Advertisement

MOVIE REVIEW : ‘The Nasty Girl’ Uncovers the Ghosts of Nazi Past

Share
TIMES FILM CRITIC

As “The Nasty Girl” (Friday at Goldwyn Pavilion Cinema) opens, workers in the small, fictitious Bavarian town of Pfilzing scrub furiously at graffiti which demands, “Where were you from 1939-45? Where are you now?” Writer-director Michael Verhoeven has begun to spin black comedy from a city’s black past.

His “nasty” girl is an irrepressible Nazi hunter of the academic kind, pigtailed Sonja Rosenberger, who falls into her calling accidentally. Entering an all-Europe political essay contest when she is 20, Sonja wins West Germany a first prize with her decidedly uncontroversial paper. Her new status as a hometown celebrity only whets her appetite for greater success.

So, having grown up with stories of local anti-fascist heroics, Sonja enters another contest, this time writing about “My Hometown During the Third Reich.” Instead of cooperating, as she knows they will be happy to do, the burghers of Pfilzing react like bee-stung bears. To the best of their recollection there was only one known Nazi in the town and he is long dead. Unstoppable, Sonja discovers a newspaper article from 1934 in the town archives in which two local clergymen denounced a Jewish businessman, with ominous results. This time it is Sonja who is denounced and ostracized; neo-Nazis even strong-arm her and her family.

Advertisement

Marriage and two babies in quick succession turn down Sonja’s investigative zeal, but not for long. Balancing the demands of two children and a loving but increasingly conservative husband (Robert Giggenbach), Sonja crusades, threatens, sues and uses her wits to pry “classified” documents out of the town archives.

Verhoeven’s stylized, satiric comedy comes from real roots. For Pfilzing, substitute picturesque Passau, on three rivers in deepest Bavaria, the seat of that country’s Catholic Archdiocese, “a Baroque Eden.” It was also where Adolf Hitler spent his youth, where Ernst Kaltenbrunner, chief of the Nazi security forces lived and where Adolf Eichmann was married.

In 1960, Passau was the birthplace of the movie’s real Sonja, Anja Elisabeth Rosmus, whose upstanding middle-class family saw to it that their bright daughter had a sound parochial school education. In 1984, it was Anja Elisabeth’s second essay that put Passau on the map again, in ways its citizens did not appreciate and with consequences to Rosmus as vicious as the movie’s. Anonymous callers suggested it was she who should have been in a concentration camp, “gassed, chopped up and pulverized.”
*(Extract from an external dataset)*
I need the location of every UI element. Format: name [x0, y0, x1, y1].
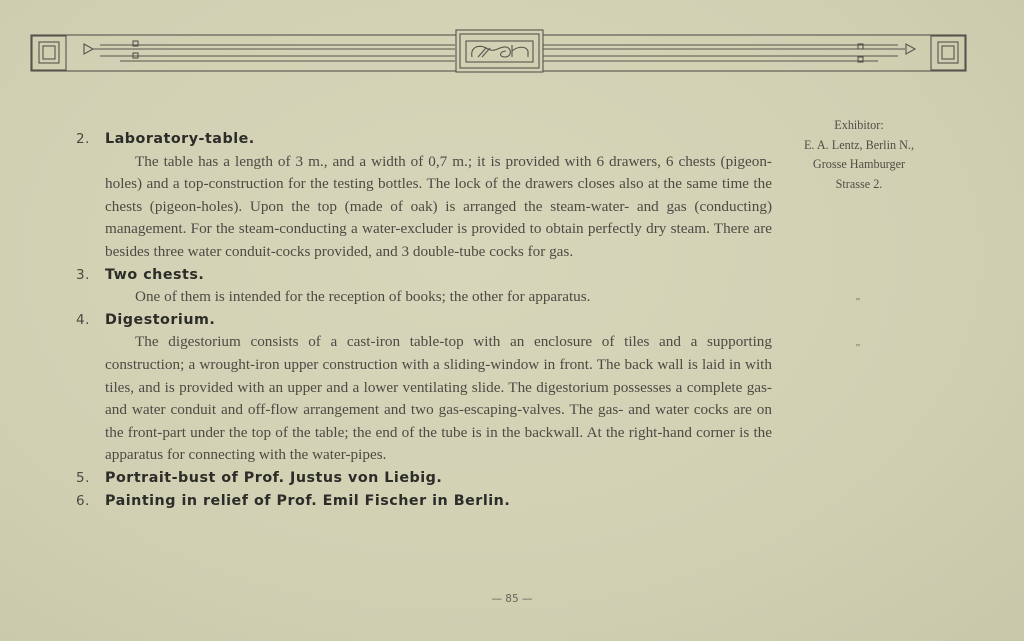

Verhoeven cares too much about his subject to be leaden about its presentation. Casting impeccably throughout, he tells his story in a theatrical mixture of colors and styles: black-and-white as Sonja narrates events before her birth; colors with the sentimental look of hand-tinted scrapbooks for her light-hearted memories of her childhood, school days and courtship; bright colors and projected backgrounds for present-day events.

The Alice in Wonderland quality to Sonja’s investigations is heightened by these rear projections--not unlike the technique Hans Jurgen Syberberg used in “Our Hitler.” Something about the sight of a middle-class German living room suite, seemingly whirling about a town square like the Giant Teacup Ride, while the family seated on it confers earnestly about threats to their lives, gives “The Nasty Girl” its darkly comic effect.
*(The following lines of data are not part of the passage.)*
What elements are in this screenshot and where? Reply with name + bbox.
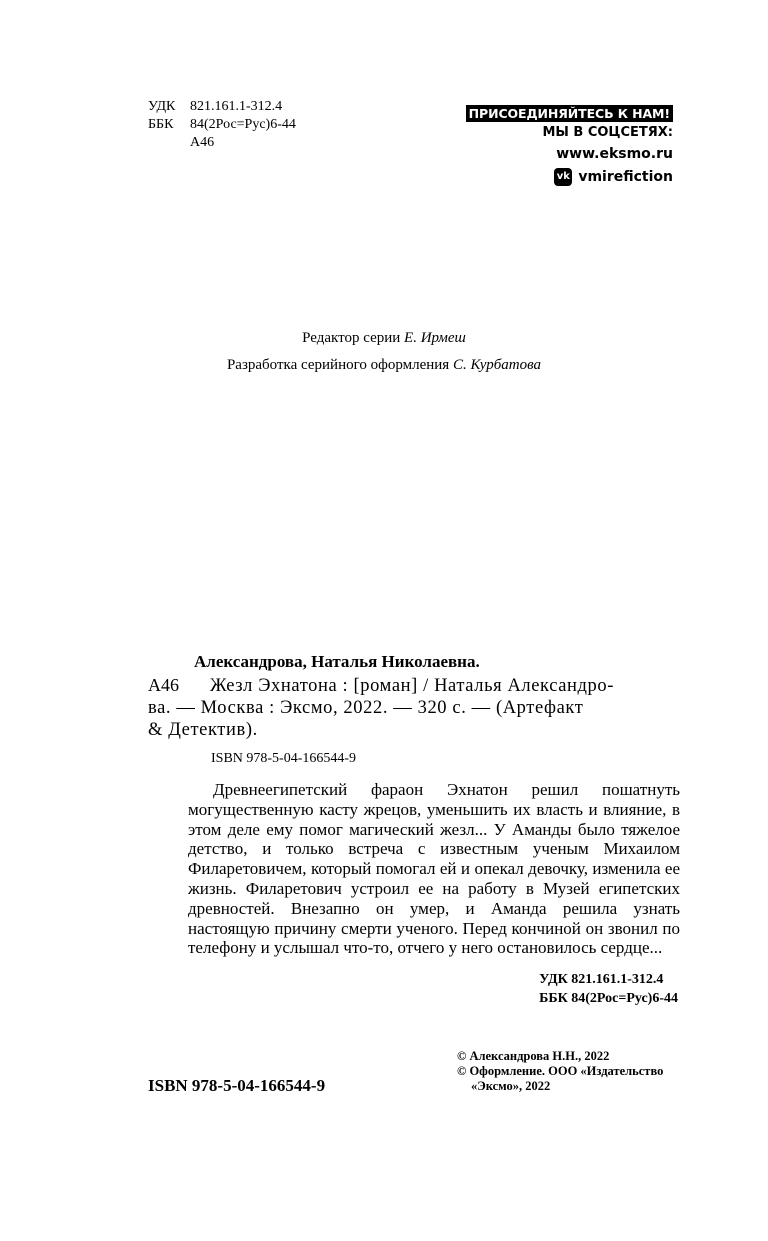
bbk-label: ББК <box>148 117 174 132</box>
bbk-value: 84(2Рос=Рус)6-44 <box>190 117 296 132</box>
join-banner: ПРИСОЕДИНЯЙТЕСЬ К НАМ! <box>466 105 673 122</box>
classification-block <box>148 98 296 152</box>
design-credit <box>0 357 768 374</box>
classification-bold <box>539 970 678 1008</box>
udk-value: 821.161.1-312.4 <box>190 99 283 114</box>
title-line-2: ва. — Москва : Эксмо, 2022. — 320 с. — (Артефакт <box>148 698 584 718</box>
vk-icon: vk <box>554 168 572 186</box>
series-editor-name: Е. Ирмеш <box>404 330 466 346</box>
website-link[interactable]: www.eksmo.ru <box>556 146 673 162</box>
title-line-1: Жезл Эхнатона : [роман] / Наталья Александро- <box>210 676 615 696</box>
vk-link[interactable] <box>466 166 673 188</box>
author-mark: А46 <box>190 135 215 150</box>
series-editor-credit <box>0 330 768 347</box>
design-label: Разработка серийного оформления <box>226 357 450 373</box>
copyright-design-line2: «Эксмо», 2022 <box>471 1079 551 1093</box>
copyright-author: © Александрова Н.Н., 2022 <box>457 1049 610 1063</box>
bibliographic-description <box>148 675 678 741</box>
title-line-3: & Детектив). <box>148 720 258 740</box>
annotation <box>188 780 680 958</box>
social-line: МЫ В СОЦСЕТЯХ: <box>542 125 673 140</box>
vk-handle: vmirefiction <box>578 169 673 185</box>
copyright-design-line1: © Оформление. ООО «Издательство <box>457 1064 664 1078</box>
promo-block <box>466 103 673 188</box>
udk-full: УДК 821.161.1-312.4 <box>539 972 664 987</box>
author-heading: Александрова, Наталья Николаевна. <box>194 652 480 671</box>
udk-label: УДК <box>148 99 176 114</box>
record-index: А46 <box>148 675 179 695</box>
copyright-block <box>457 1049 663 1094</box>
design-name: С. Курбатова <box>452 357 542 373</box>
series-editor-label: Редактор серии <box>302 330 401 346</box>
isbn-bold: ISBN 978-5-04-166544-9 <box>148 1076 326 1095</box>
bbk-full: ББК 84(2Рос=Рус)6-44 <box>539 991 678 1006</box>
record-isbn: ISBN 978-5-04-166544-9 <box>211 751 357 766</box>
annotation-text: Древнеегипетский фараон Эхнатон решил пошатнуть могущественную касту жрецов, уменьшить их власть и влияние, в этом деле ему помог магический жезл... У Аманды было тяжелое детство, и только встреча с известным ученым Михаилом Филаретовичем, который помогал ей и опекал девочку, изменила ее жизнь. Филаретович устроил ее на работу в Музей египетских древностей. Внезапно он умер, и Аманда решила узнать настоящую причину смерти ученого. Перед кончиной он звонил по телефону и услышал что-то, отчего у него остановилось сердце... <box>188 780 680 958</box>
The writing has a nice edge, political and otherwise. During Sonja’s brief hometown-heroine days, everyone crowds in for a share of the credit. “Sonja had our worm pills when she was a girl,” the local pharmacist crows. Her response when Sonja, now the town pariah, needs medicine for one of her children, is equally crass.

Advertisement

Struggling over her first essay, “Freedom in Europe” Sonja faces the dilemma of how to characterize Greece in the late ‘60s and early ‘70s--it is a member of NATO, but how can it be called a democracy under the dictatorship of the colonels? Loftily, her local librarian advises her to say, simply, “Greece is the cradle of democracy,” and sure enough, with such comforting generalities national prizes are won.
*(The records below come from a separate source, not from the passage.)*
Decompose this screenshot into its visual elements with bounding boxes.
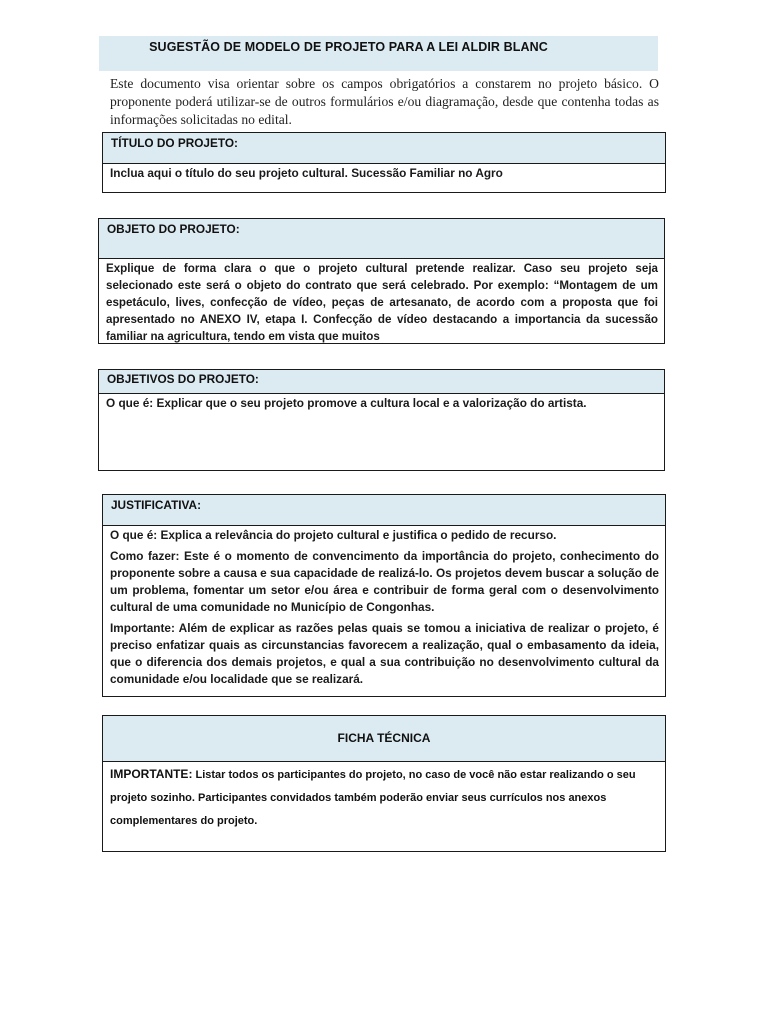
objeto-text: Explique de forma clara o que o projeto cultural pretende realizar. Caso seu projeto seja selecionado este será o objeto do contrato que será celebrado. Por exemplo: “Montagem de um espetáculo, lives, confecção de vídeo, peças de artesanato, de acordo com a proposta que foi apresentado no ANEXO IV, etapa I. Confecção de vídeo destacando a importancia da sucessão familiar na agricultura, tendo em vista que muitos [106, 262, 658, 343]
justificativa-text-3: Além de explicar as razões pelas quais se tomou a iniciativa de realizar o projeto, é preciso enfatizar quais as circunstancias favorecem a realização, qual o embasamento da ideia, que o diferencia dos demais projetos, e qual a sua contribuição no desenvolvimento cultural da comunidade e/ou localidade que se realizará. [110, 621, 659, 686]
justificativa-section [102, 494, 666, 697]
justificativa-text-2: Este é o momento de convencimento da importância do projeto, conhecimento do proponente sobre a causa e sua capacidade de realizá-lo. Os projetos devem buscar a solução de um problema, fomentar um setor e/ou área e contribuir de forma geral com o desenvolvimento cultural de uma comunidade no Município de Congonhas. [110, 549, 660, 614]
page-title: SUGESTÃO DE MODELO DE PROJETO PARA A LEI ALDIR BLANC [149, 40, 548, 54]
objetivos-body: Explicar que o seu projeto promove a cultura local e a valorização do artista. [153, 396, 587, 410]
ficha-tecnica-lead: IMPORTANTE: [110, 767, 193, 781]
ficha-tecnica-body: Listar todos os participantes do projeto, no caso de você não estar realizando o seu projeto sozinho. Participantes convidados também poderão enviar seus currículos nos anexos complementares do projeto. [110, 769, 636, 827]
justificativa-body [103, 526, 665, 688]
ficha-tecnica-text [103, 762, 665, 833]
justificativa-paragraph-2 [110, 548, 659, 616]
objeto-label: OBJETO DO PROJETO: [99, 219, 664, 259]
justificativa-paragraph-3 [110, 620, 659, 688]
ficha-tecnica-section [102, 715, 666, 852]
header-band [99, 36, 658, 71]
intro-paragraph: Este documento visa orientar sobre os campos obrigatórios a constarem no projeto básico. O proponente poderá utilizar-se de outros formulários e/ou diagramação, desde que contenha todas as informações solicitadas no edital. [110, 76, 659, 127]
objetivos-section [98, 369, 665, 471]
justificativa-lead-2: Como fazer: [110, 549, 180, 563]
objetivos-text [99, 394, 664, 412]
justificativa-lead-3: Importante: [110, 621, 175, 635]
justificativa-paragraph-1 [110, 527, 659, 544]
justificativa-lead-1: O que é: [110, 528, 158, 542]
justificativa-label: JUSTIFICATIVA: [103, 495, 665, 526]
titulo-section [102, 132, 666, 193]
titulo-label: TÍTULO DO PROJETO: [103, 133, 665, 164]
justificativa-text-1: Explica a relevância do projeto cultural e justifica o pedido de recurso. [157, 528, 557, 542]
ficha-tecnica-label: FICHA TÉCNICA [103, 716, 665, 762]
objeto-section [98, 218, 665, 344]
titulo-text: Inclua aqui o título do seu projeto cultural. Sucessão Familiar no Agro [110, 166, 503, 180]
objetivos-lead: O que é: [106, 396, 154, 410]
objetivos-label: OBJETIVOS DO PROJETO: [99, 370, 664, 394]
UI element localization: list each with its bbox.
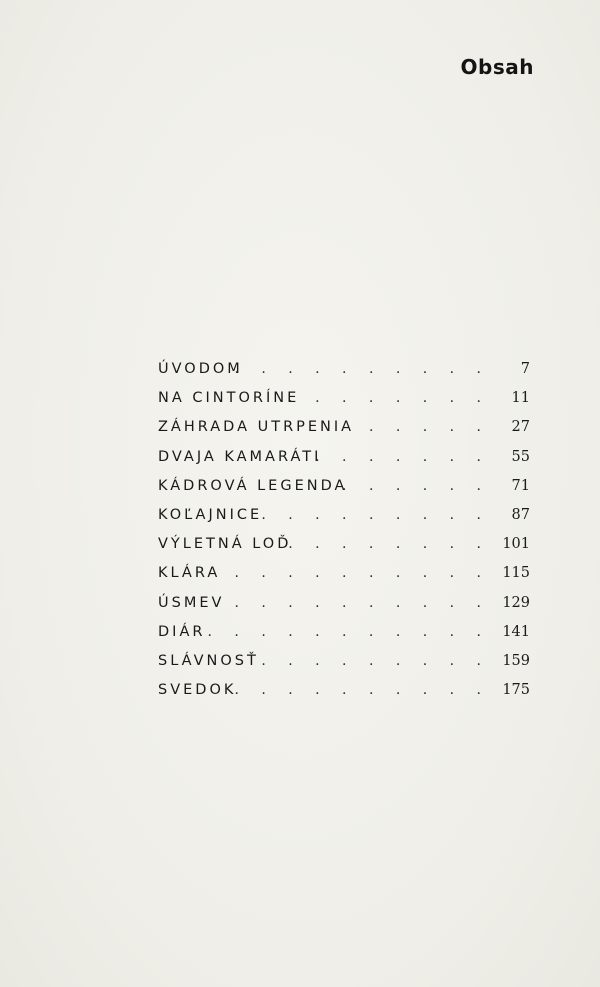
- toc-page-number: 87: [511, 506, 530, 523]
- toc-leader-dots: . . . . . . .: [315, 448, 490, 465]
- toc-entry: [158, 559, 530, 588]
- toc-entry-title: KOĽAJNICE: [158, 506, 263, 523]
- toc-entry: [158, 355, 530, 384]
- toc-page-number: 55: [511, 448, 530, 465]
- toc-entry: [158, 589, 530, 618]
- toc-leader-dots: . . . . . . . . . .: [234, 361, 490, 377]
- toc-leader-dots: . . . . . . . .: [288, 390, 490, 407]
- toc-entry-title: NA CINTORÍNE: [158, 390, 300, 407]
- toc-entry: [158, 384, 530, 413]
- toc-leader-dots: . . . . . .: [342, 477, 490, 494]
- toc-leader-dots: . . . . . . . . . . .: [207, 623, 490, 640]
- toc-entry-title: DVAJA KAMARÁTI: [158, 448, 322, 465]
- toc-page-number: 27: [511, 419, 530, 436]
- toc-entry-title: SLÁVNOSŤ: [158, 652, 259, 669]
- toc-entry-title: KÁDROVÁ LEGENDA: [158, 477, 348, 494]
- toc-page-number: 7: [520, 361, 530, 377]
- toc-leader-dots: . . . . . . . .: [288, 536, 490, 553]
- toc-page-number: 11: [511, 390, 530, 407]
- toc-page-number: 101: [502, 536, 530, 553]
- toc-entry-title: SVEDOK: [158, 682, 237, 699]
- toc-leader-dots: . . . . . . . . . .: [234, 565, 490, 582]
- toc-entry-title: ÚSMEV: [158, 594, 225, 611]
- toc-entry: [158, 618, 530, 647]
- toc-entry: [158, 472, 530, 501]
- toc-entry: [158, 676, 530, 705]
- toc-leader-dots: . . . . . . . . .: [261, 652, 490, 669]
- toc-leader-dots: . . . . .: [368, 419, 490, 436]
- toc-entry-title: KLÁRA: [158, 565, 221, 582]
- toc-leader-dots: . . . . . . . . . .: [234, 682, 490, 699]
- toc-page-number: 71: [511, 477, 530, 494]
- toc-entry: [158, 530, 530, 559]
- toc-page-number: 129: [502, 594, 530, 611]
- toc-entry: [158, 413, 530, 442]
- table-of-contents: [158, 355, 530, 705]
- toc-entry-title: ZÁHRADA UTRPENIA: [158, 419, 355, 436]
- toc-entry-title: DIÁR: [158, 623, 206, 640]
- toc-entry: [158, 501, 530, 530]
- toc-page-number: 115: [502, 565, 530, 582]
- toc-entry-title: ÚVODOM: [158, 361, 243, 377]
- page-title: Obsah: [460, 55, 534, 79]
- toc-leader-dots: . . . . . . . . .: [261, 506, 490, 523]
- toc-entry-title: VÝLETNÁ LOĎ: [158, 536, 292, 553]
- toc-page-number: 159: [502, 652, 530, 669]
- toc-page-number: 175: [502, 682, 530, 699]
- toc-entry: [158, 647, 530, 676]
- toc-entry: [158, 443, 530, 472]
- toc-leader-dots: . . . . . . . . . .: [234, 594, 490, 611]
- toc-page-number: 141: [502, 623, 530, 640]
Sonja, who at times yodels out of sheer high spirits, is played by Lena Stolze, an irresistible actress whose puckish comic side may come as a surprise to those with good movie memories. Stolze made her film debut as the 21-year-old student and WWII resistance fighter Sophie Scholl, a sort of anti-Nazi Joan of Arc, guillotined in 1943. Stolze starred in two exceptional versions of the stubborn young martyr’s life, “The White Rose,” for “Nasty Girl’s” Michael Verhoeven and “The Last Days”--on television just this week--for writer-director Percy Adlon.

“The Nasty Girl” (Times-rated Mature for a story unlikely to interest very young children) won Verhoeven the Berlin Film Festival prize as best director early this year, probably the most fortuitous time imaginable for an expose of German hypocrisy. At Chicago’s just-concluded film festival, the blithe Stolze won best actress: Could it have been the yodel?